Infatti negli ultimi tempi sono state prodotte molte fiction sull’argomento, vedi ad esempio il caso stesso di Berlusconi appunto che dopo aver fatto quelle affermazioni ha prodotto l’ennesima fiction di mafia, qual è il suo pensiero sull’importanza di parlare della mafia a livello mediatico? 
Se la fiction è fatta bene dal punto di vista documentaristico quindi storico diventa un buon strumento di conoscenza,  perchè all’età di 11 anni mi ricordo bene che quando purtroppo ammazzavano qualcuno per mafia, ne venivo a conoscenza grazie anche a certe trasmissioni e programmi che trattavano questi temi al tempo.
Inoltre può essere un modo per conoscere la storia recente di questo Paese perchè non tutti gli insegnanti sono sensibili o preparati su questo  argomento. 
Dall’altra parte si può dire che queste tematiche sono diventate anche di uso commerciale ed economico, in parte hanno perso la loro valenza educativa e informativa, si è passati da un tema per pochi eletti e pochi addetti ai lavori ad uno di divulgazione di massa e ad una semplificazione del tema.
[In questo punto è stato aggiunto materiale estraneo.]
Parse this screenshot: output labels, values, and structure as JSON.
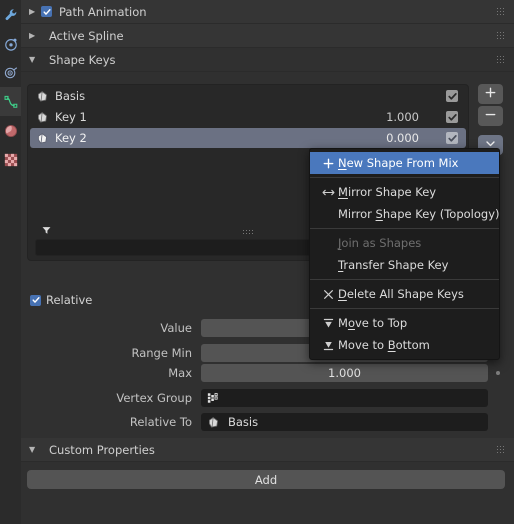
{
  "app": {
    "theme_bg": "#303030",
    "accent": "#4772b3",
    "menu_highlight": "#4a78bd"
  },
  "rail": {
    "items": [
      {
        "name": "modifier-properties-tab",
        "icon": "wrench-icon",
        "color": "#6ea8dd",
        "active": false
      },
      {
        "name": "physics-properties-tab",
        "icon": "physics-icon",
        "color": "#85a9d8",
        "active": false
      },
      {
        "name": "object-constraint-properties-tab",
        "icon": "constraint-icon",
        "color": "#8fa8cf",
        "active": false
      },
      {
        "name": "object-data-properties-tab",
        "icon": "curve-data-icon",
        "color": "#3fd18b",
        "active": true
      },
      {
        "name": "material-properties-tab",
        "icon": "material-icon",
        "color": "#c96a6a",
        "active": false
      },
      {
        "name": "texture-properties-tab",
        "icon": "texture-checker-icon",
        "color": "#cc7a7a",
        "active": false
      }
    ]
  },
  "panels": [
    {
      "name": "panel-path-animation",
      "label": "Path Animation",
      "expanded": false,
      "checkbox": true,
      "checked": true
    },
    {
      "name": "panel-active-spline",
      "label": "Active Spline",
      "expanded": false,
      "checkbox": false,
      "checked": false
    },
    {
      "name": "panel-shape-keys",
      "label": "Shape Keys",
      "expanded": true,
      "checkbox": false,
      "checked": false
    }
  ],
  "shape_keys": {
    "columns": [
      "name",
      "value",
      "mute"
    ],
    "rows": [
      {
        "name": "Basis",
        "value": "",
        "enabled": true,
        "selected": false
      },
      {
        "name": "Key 1",
        "value": "1.000",
        "enabled": true,
        "selected": false
      },
      {
        "name": "Key 2",
        "value": "0.000",
        "enabled": true,
        "selected": true
      }
    ],
    "search_value": "",
    "side_buttons": [
      {
        "name": "add-shape-key-button",
        "icon": "plus-icon",
        "glyph": "+",
        "state": "normal"
      },
      {
        "name": "remove-shape-key-button",
        "icon": "minus-icon",
        "glyph": "−",
        "state": "normal"
      },
      {
        "name": "shape-key-specials-menu-button",
        "icon": "chevron-down-icon",
        "glyph": "⌄",
        "state": "active"
      }
    ],
    "filter_icon": "filter-funnel-icon"
  },
  "relative": {
    "label": "Relative",
    "checked": true
  },
  "properties": [
    {
      "name": "value-field",
      "label": "Value",
      "value": "0.000",
      "style": "slider",
      "has_decorator": true
    },
    {
      "name": "range-min-field",
      "label": "Range Min",
      "value": "0.000",
      "style": "slider",
      "has_decorator": true
    },
    {
      "name": "range-max-field",
      "label": "Max",
      "value": "1.000",
      "style": "slider",
      "has_decorator": true
    },
    {
      "name": "vertex-group-field",
      "label": "Vertex Group",
      "value": "",
      "style": "search",
      "icon": "vertex-group-icon",
      "has_decorator": false
    },
    {
      "name": "relative-to-field",
      "label": "Relative To",
      "value": "Basis",
      "style": "search",
      "icon": "shapekey-icon",
      "has_decorator": false
    }
  ],
  "specials_menu": {
    "name": "shape-key-specials-menu",
    "items": [
      {
        "name": "menu-new-shape-from-mix",
        "label": "New Shape From Mix",
        "accel": "N",
        "icon": "plus-icon",
        "highlighted": true,
        "disabled": false
      },
      {
        "separator": true
      },
      {
        "name": "menu-mirror-shape-key",
        "label": "Mirror Shape Key",
        "accel": "M",
        "icon": "arrows-left-right-icon",
        "highlighted": false,
        "disabled": false
      },
      {
        "name": "menu-mirror-shape-key-topology",
        "label": "Mirror Shape Key (Topology)",
        "accel": "S",
        "icon": "none",
        "highlighted": false,
        "disabled": false
      },
      {
        "separator": true
      },
      {
        "name": "menu-join-as-shapes",
        "label": "Join as Shapes",
        "accel": "J",
        "icon": "none",
        "highlighted": false,
        "disabled": true
      },
      {
        "name": "menu-transfer-shape-key",
        "label": "Transfer Shape Key",
        "accel": "T",
        "icon": "none",
        "highlighted": false,
        "disabled": false
      },
      {
        "separator": true
      },
      {
        "name": "menu-delete-all-shape-keys",
        "label": "Delete All Shape Keys",
        "accel": "D",
        "icon": "x-icon",
        "highlighted": false,
        "disabled": false
      },
      {
        "separator": true
      },
      {
        "name": "menu-move-to-top",
        "label": "Move to Top",
        "accel": "o",
        "icon": "move-to-top-icon",
        "highlighted": false,
        "disabled": false
      },
      {
        "name": "menu-move-to-bottom",
        "label": "Move to Bottom",
        "accel": "B",
        "icon": "move-to-bottom-icon",
        "highlighted": false,
        "disabled": false
      }
    ]
  },
  "custom_properties": {
    "name": "panel-custom-properties",
    "label": "Custom Properties",
    "expanded": true,
    "add_label": "Add"
  }
}
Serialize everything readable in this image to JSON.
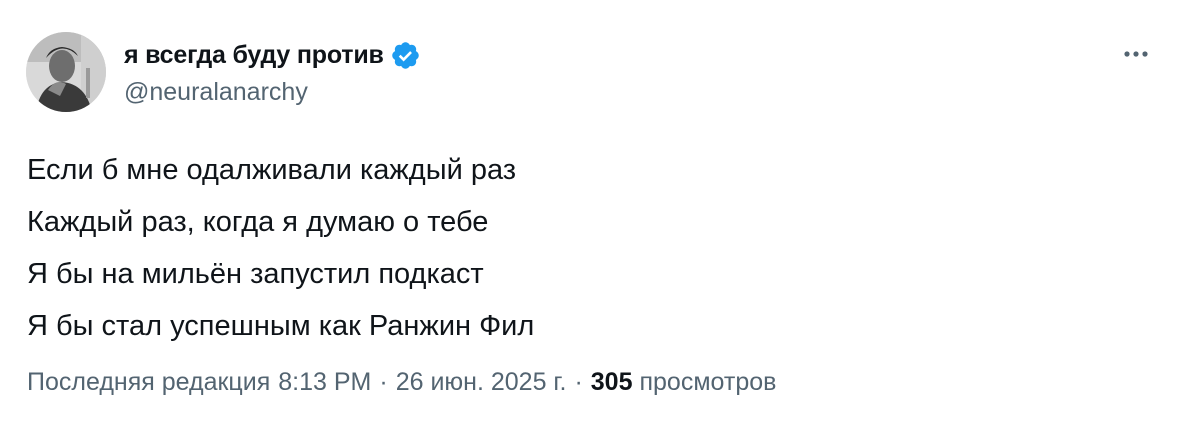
{
  "author": {
    "display_name": "я всегда буду против",
    "handle": "@neuralanarchy",
    "verified_icon": "verified-badge-icon",
    "verified_color": "#1d9bf0"
  },
  "menu_icon": "more-horizontal-icon",
  "tweet": {
    "lines": [
      "Если б мне одалживали каждый раз",
      "Каждый раз, когда я думаю о тебе",
      "Я бы на мильён запустил подкаст",
      "Я бы стал успешным как Ранжин Фил"
    ]
  },
  "meta": {
    "edited_label": "Последняя редакция",
    "time": "8:13 PM",
    "separator": "·",
    "date": "26 июн. 2025 г.",
    "views_count": "305",
    "views_label": "просмотров"
  }
}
Per certi aspetti si può dire che il tema della mafia e della criminalità organizzata trova interesse finchè rimane un racconto cinematografico, ma quando richiede una presa di posizione alle istituzioni e ai cittadini spesso c’è indifferenza e diffidenza. Secondo lei quali sono le cause di questa indifferenza o disimpegno diffuso? 
Io credo che c’è l’interesse di far  passare il problema mafia soltanto per un problema militare riferito solo ad alcune zone d’Italia, questa chiave di lettura del fenomeno mafioso è molto diffusa.  Infatti si fa molta difficoltà a far capire che la penetrazione mafiosa è presente anche al nord Italia. Sebbene questo fatto si spiega molto semplicemente: se al Sud non ci sono le direzioni delle banche, significa che queste sono tutte al nord. Quindi è un fatto oggettivo che i soldi sporchi depositati nella piccola banca locale meridionale, ma gestita dalla direzione nazionale, arrivino anche al Nord. Il fatto che a Torino e a Milano ci sono stati giudici che si interessavano della lotta fra catanesi e siciliani  nei primi anni ’70 fa capire come l’infiltrazione mafiosa al Nord è un fatto vero e acclarato. 
La politica, d’altro canto, ha da sempre questo atteggiamento un po’ riluttante perchè lei stessa si finanzia con campagne elettorali fatte anche da persone che sono vicine ad ambienti poco chiari. 
Per quanto riguarda la gente faccio distinzioni: c’è quella che si interessa e vorrebbe cambiare le cose, c’è quella che è contigua pur non essendo comunque camorrista o mafiosa e che si avvale di alcuni favori e poi c’è quella che vive di questo.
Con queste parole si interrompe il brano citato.